# 필요한 library 설치

In [None]:
!pip install selenium
!pip install beautifulsoup4
!pip install pickle-mixin
!pip install requests

# 크롤링 시작

In [None]:
#selenium 불러오기
from selenium import webdriver
from selenium.webdriver.common.by import By
from selenium.webdriver.support.ui import WebDriverWait
from selenium.webdriver.support import expected_conditions as EC
from selenium.webdriver.common.keys import Keys
from bs4 import BeautifulSoup
import pandas as pd
import time
import requests
import re

In [None]:
# options to look like a human
options = webdriver.ChromeOptions()
options.add_argument("--no-sandbox") #관리자 모드에서 접근을 할 때 필요

#기계라고 생각되면 접속을 차단할 수도 있음 따라서 옵션을 줌
options.add_argument("window-size=1920x1080") 
options.add_argument("lang=ko_KR")
options.add_argument("user-agent=Chrome/89.0.4389.114")

# to save error log
service_args = ['--verbose']   
service_log_path = "./chromedriver.log"  #에러가 났을 때 log 찍을 수 있게 함


In [None]:
#chrome창 열기
driver = webdriver.Chrome(executable_path ="./chromedriver",
                         options = options,
                         service_args = service_args,
                         service_log_path = service_log_path)

## 키워드를 통해 검색  
+ 브런치가 정한 키워드와 유저가 직접 키워드를 지정해 검색하는 방법을 나눈다.
+ 브런치는 스크롤을 통해 글들을 불러오는 형식이므로 스크롤을 자동으로 내려주는 코드를 추가한다.
+ 키워드에 해당하는 글을 가져오기보다 글들의 url을 저장한다.

In [None]:
def brunch_url_keyword(keyword, user_selected = True):
    if user_selected:
        url = "https://brunch.co.kr/search?q="+ keyword
    else:
        url = "https://brunch.co.kr/keyword/" + keyword + "?q=g"
    driver.get(url)

    # 스크롤 높이
    last_height = driver.execute_script("return document.body.scrollHeight") 

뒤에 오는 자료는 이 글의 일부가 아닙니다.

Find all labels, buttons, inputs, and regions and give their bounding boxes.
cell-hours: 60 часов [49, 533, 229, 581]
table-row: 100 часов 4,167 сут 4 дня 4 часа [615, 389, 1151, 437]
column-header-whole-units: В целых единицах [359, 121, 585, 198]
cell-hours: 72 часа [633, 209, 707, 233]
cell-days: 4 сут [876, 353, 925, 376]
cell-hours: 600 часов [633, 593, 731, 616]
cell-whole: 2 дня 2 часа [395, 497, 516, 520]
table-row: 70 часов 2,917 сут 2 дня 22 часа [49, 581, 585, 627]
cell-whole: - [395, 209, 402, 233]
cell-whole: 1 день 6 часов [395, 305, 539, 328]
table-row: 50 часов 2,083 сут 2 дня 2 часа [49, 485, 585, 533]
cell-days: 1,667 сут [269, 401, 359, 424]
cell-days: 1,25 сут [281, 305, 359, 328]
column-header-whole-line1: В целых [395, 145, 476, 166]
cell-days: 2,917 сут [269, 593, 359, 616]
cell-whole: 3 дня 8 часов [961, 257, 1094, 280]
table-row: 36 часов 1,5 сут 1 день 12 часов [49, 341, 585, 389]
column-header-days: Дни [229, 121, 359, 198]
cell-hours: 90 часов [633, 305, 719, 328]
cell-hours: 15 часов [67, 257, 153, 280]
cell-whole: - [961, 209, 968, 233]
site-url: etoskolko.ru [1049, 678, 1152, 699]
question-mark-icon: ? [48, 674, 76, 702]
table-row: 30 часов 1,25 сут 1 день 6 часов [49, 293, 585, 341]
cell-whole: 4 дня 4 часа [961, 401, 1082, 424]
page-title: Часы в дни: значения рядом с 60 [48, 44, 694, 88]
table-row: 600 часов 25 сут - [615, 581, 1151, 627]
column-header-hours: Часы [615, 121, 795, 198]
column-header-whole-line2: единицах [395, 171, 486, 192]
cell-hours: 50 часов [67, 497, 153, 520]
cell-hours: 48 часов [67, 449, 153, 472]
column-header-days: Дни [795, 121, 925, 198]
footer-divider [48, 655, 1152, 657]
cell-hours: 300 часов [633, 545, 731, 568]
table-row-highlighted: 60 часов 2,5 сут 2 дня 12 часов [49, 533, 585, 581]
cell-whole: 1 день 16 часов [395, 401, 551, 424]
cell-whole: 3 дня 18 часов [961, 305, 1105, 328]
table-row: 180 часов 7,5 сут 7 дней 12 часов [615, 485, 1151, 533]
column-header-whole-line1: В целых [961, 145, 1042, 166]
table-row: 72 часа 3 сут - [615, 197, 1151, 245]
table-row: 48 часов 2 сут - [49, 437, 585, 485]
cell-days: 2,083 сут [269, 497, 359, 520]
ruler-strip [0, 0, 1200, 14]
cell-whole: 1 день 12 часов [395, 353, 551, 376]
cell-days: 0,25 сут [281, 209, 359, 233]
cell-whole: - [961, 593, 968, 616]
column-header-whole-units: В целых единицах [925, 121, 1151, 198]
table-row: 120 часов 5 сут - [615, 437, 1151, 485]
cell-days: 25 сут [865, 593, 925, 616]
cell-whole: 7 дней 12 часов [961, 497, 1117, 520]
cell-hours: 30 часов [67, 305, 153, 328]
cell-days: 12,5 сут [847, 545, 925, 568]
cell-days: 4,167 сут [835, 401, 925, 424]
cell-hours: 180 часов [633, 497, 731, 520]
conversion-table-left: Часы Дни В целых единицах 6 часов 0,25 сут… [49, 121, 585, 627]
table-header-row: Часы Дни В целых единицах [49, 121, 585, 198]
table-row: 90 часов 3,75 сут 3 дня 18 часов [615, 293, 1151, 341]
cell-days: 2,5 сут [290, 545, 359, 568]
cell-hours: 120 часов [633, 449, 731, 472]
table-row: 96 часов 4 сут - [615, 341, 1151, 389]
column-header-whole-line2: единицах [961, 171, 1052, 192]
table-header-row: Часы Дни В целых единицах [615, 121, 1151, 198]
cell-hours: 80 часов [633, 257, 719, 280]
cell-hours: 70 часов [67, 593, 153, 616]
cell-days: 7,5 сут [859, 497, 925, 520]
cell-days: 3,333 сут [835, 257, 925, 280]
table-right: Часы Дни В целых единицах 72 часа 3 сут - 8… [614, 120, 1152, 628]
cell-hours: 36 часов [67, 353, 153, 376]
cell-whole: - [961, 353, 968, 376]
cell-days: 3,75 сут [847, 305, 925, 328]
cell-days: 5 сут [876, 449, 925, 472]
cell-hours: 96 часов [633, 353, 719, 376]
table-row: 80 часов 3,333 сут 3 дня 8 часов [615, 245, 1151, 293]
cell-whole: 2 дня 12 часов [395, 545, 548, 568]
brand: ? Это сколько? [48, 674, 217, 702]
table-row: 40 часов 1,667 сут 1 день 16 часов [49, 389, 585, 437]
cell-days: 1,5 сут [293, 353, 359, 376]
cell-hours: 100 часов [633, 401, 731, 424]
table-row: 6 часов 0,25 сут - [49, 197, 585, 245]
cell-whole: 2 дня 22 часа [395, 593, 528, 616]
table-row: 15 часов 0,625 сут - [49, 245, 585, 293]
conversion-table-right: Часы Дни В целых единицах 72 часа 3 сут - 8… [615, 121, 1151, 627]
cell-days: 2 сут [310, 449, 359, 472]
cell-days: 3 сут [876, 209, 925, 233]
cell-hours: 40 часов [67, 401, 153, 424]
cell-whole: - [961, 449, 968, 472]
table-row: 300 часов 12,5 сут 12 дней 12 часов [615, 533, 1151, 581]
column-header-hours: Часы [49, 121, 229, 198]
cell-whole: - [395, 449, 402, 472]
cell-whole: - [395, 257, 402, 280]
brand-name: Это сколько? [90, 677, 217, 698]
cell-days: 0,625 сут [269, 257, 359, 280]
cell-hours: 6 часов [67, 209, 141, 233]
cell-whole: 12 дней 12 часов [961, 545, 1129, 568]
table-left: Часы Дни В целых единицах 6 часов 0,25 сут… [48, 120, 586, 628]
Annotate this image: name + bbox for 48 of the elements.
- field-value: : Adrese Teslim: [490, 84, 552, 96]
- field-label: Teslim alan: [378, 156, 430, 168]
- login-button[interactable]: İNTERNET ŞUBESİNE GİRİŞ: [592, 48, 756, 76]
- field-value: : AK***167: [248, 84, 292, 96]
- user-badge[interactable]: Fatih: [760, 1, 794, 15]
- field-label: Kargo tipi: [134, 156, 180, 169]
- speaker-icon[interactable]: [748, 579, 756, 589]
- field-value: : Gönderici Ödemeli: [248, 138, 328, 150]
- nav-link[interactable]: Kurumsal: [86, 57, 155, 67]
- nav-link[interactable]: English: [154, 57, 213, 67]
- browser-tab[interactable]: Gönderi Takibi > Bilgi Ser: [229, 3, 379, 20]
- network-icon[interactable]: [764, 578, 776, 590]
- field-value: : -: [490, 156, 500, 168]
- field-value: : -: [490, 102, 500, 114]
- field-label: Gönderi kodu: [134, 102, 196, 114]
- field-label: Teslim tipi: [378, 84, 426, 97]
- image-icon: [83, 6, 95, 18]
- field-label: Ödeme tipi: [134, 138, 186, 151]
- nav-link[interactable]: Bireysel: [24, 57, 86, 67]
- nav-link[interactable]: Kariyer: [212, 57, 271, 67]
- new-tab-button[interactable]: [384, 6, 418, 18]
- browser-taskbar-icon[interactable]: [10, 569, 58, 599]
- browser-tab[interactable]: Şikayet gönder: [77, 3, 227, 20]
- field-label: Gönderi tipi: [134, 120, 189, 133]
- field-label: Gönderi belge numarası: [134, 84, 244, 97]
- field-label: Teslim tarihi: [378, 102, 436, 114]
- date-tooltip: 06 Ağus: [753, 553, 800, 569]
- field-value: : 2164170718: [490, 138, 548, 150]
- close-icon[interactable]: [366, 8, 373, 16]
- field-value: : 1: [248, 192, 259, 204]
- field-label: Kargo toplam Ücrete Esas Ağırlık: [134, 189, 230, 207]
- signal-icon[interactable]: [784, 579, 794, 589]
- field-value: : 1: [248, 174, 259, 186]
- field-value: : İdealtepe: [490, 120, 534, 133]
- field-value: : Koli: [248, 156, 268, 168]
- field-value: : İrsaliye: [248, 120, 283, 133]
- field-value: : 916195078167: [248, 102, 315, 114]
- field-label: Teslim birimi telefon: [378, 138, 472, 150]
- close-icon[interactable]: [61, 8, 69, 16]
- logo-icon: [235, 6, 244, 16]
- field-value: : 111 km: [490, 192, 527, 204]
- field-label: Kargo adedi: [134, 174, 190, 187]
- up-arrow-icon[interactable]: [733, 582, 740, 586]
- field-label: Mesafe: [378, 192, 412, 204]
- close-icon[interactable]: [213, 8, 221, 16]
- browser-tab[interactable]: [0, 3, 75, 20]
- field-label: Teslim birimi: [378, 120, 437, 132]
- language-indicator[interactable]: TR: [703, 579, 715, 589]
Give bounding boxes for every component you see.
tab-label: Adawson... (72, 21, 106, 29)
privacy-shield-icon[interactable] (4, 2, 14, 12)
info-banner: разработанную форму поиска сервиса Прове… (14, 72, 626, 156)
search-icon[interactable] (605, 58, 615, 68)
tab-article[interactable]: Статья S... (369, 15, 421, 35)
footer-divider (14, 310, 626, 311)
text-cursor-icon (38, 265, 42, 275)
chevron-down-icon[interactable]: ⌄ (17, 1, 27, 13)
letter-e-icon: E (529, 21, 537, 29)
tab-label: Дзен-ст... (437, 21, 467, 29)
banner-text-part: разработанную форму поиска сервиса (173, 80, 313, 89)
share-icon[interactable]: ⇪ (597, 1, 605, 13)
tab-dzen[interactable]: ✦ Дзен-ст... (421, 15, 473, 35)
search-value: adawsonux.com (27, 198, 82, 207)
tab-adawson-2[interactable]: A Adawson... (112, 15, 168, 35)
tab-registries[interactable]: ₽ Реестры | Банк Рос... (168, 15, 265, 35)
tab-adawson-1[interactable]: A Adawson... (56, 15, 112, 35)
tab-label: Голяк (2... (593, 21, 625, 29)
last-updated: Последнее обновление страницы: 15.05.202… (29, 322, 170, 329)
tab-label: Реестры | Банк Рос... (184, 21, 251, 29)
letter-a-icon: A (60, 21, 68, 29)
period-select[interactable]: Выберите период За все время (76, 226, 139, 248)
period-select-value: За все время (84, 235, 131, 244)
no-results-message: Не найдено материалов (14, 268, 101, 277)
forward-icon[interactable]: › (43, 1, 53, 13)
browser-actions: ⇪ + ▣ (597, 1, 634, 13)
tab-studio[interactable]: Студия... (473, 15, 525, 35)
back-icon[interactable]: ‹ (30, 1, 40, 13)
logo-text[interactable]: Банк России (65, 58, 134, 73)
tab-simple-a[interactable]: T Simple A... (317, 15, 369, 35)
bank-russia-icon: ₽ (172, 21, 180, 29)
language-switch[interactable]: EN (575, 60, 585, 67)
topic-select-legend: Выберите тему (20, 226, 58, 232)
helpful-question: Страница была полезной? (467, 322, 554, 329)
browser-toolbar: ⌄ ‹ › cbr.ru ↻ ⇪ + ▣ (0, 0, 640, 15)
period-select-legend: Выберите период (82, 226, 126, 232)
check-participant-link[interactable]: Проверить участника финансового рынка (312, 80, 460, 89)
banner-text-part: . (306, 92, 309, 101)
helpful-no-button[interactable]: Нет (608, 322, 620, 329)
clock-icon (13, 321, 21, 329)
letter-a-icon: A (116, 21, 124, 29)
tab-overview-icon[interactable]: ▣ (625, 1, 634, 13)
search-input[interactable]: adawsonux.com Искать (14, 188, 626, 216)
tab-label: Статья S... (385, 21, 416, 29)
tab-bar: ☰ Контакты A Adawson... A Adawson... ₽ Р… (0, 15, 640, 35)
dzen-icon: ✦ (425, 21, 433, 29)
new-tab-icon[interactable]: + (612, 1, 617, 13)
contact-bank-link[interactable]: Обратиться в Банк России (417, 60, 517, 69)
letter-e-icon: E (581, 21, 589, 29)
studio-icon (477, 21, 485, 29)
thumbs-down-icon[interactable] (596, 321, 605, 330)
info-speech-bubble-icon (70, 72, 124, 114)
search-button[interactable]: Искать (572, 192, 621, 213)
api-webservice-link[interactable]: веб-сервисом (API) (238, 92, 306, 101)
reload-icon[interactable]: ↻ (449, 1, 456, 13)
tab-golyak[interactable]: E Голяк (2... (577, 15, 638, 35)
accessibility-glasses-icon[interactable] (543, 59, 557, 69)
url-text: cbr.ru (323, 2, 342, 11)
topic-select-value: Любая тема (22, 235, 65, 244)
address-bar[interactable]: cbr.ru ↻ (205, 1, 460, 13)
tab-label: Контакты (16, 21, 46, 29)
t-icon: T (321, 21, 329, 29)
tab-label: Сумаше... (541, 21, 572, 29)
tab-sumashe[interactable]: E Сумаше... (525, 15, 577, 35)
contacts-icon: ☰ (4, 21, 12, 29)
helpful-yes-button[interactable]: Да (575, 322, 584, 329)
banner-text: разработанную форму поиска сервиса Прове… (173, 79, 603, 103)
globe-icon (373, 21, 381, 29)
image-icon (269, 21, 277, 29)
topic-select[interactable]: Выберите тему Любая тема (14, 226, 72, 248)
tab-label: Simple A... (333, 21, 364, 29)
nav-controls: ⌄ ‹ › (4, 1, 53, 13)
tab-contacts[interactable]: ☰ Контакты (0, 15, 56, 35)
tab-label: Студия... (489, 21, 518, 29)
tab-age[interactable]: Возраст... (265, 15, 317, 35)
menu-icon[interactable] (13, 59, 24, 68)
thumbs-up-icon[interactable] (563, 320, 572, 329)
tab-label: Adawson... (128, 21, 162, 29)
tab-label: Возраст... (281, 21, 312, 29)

    for i in range(1000): 
        # 스크롤 무빙 
        driver.execute_script("window.scrollTo(0, document.body.scrollHeight);")
    
        # 페이지 로드 대기 
        time.sleep(3) 
        driver.execute_script("window.scrollTo(0, document.body.scrollHeight-50);")
        time.sleep(3) 
    
        # 새로운 스크롤 동작 높이와 이전 스크롤과의 비교 
        new_height = driver.execute_script("return document.body.scrollHeight") 
        if new_height == last_height: 
            break 
    
        last_height = new_height

    source = driver.page_source
    data = source.encode('utf-8')
    bs = BeautifulSoup(data, 'html.parser')

    driver.quit()

    urls = bs.select('#wrapArticle > div.wrap_article_list.\#keyword_related_contents > ul > li')
    print(len(urls))

    # 파일로 저장
    filename = keyword + "_url.txt"
    f = open(filename, 'w')
    for val in urls:
        data = val + "\n"
        f.write(data)
    f.close()

    return urls

In [None]:
# 브런치가 정해놓은 키워드로 검색
brunch_url_keyword("감성_에세이",False)
brunch_url_keyword("문화·예술",False)
brunch_url_keyword("취향저격_영화_리뷰",False)
brunch_url_keyword("사랑·이별",False)

In [None]:
# 유저가 직접 키워드를 검색
brunch_url_keyword("기쁨")
brunch_url_keyword("슬픔")
brunch_url_keyword("분노")
brunch_url_keyword("공포")
brunch_url_keyword("사랑")

In [None]:
def read_url(keyword):
    file_name = './브런치데이터/'+ keyword + "_url.txt"
    b = []
    f = open(file_name, 'r')
    a = f.readlines()
    for l in a:
        before = l.replace('\n', '')
        b.append(before)
    return b
    

In [None]:
def remove_emoji(string):
    emoji_pattern = re.compile("["
                               u"\U0001F600-\U0001F64F"  # emoticons
                               u"\U0001F300-\U0001F5FF"  # symbols & pictographs
                               u"\U0001F680-\U0001F6FF"  # transport & map symbols
                               u"\U0001F1E0-\U0001F1FF"  # flags (iOS)
                               u"\U00002500-\U00002BEF"  # chinese char
                               u"\U00002702-\U000027B0"
                               u"\U00002702-\U000027B0"
                            # u"\U000024C2-\U0001F251"
                               u"\U0001f926-\U0001f937"
                               u"\U00010000-\U0010ffff"
                               u"\u2640-\u2642"
                               u"\u2600-\u2B55"
                               u"\u200d"
                               u"\u23cf"
                               u"\u23e9"
                               u"\u231a"
                               u"\ufe0f"  # dingbats
                               u"\u3030"
                               u"\xa0"
                               u"\ucdee"
                               u'\ude0a'
                               "]+", flags=re.UNICODE)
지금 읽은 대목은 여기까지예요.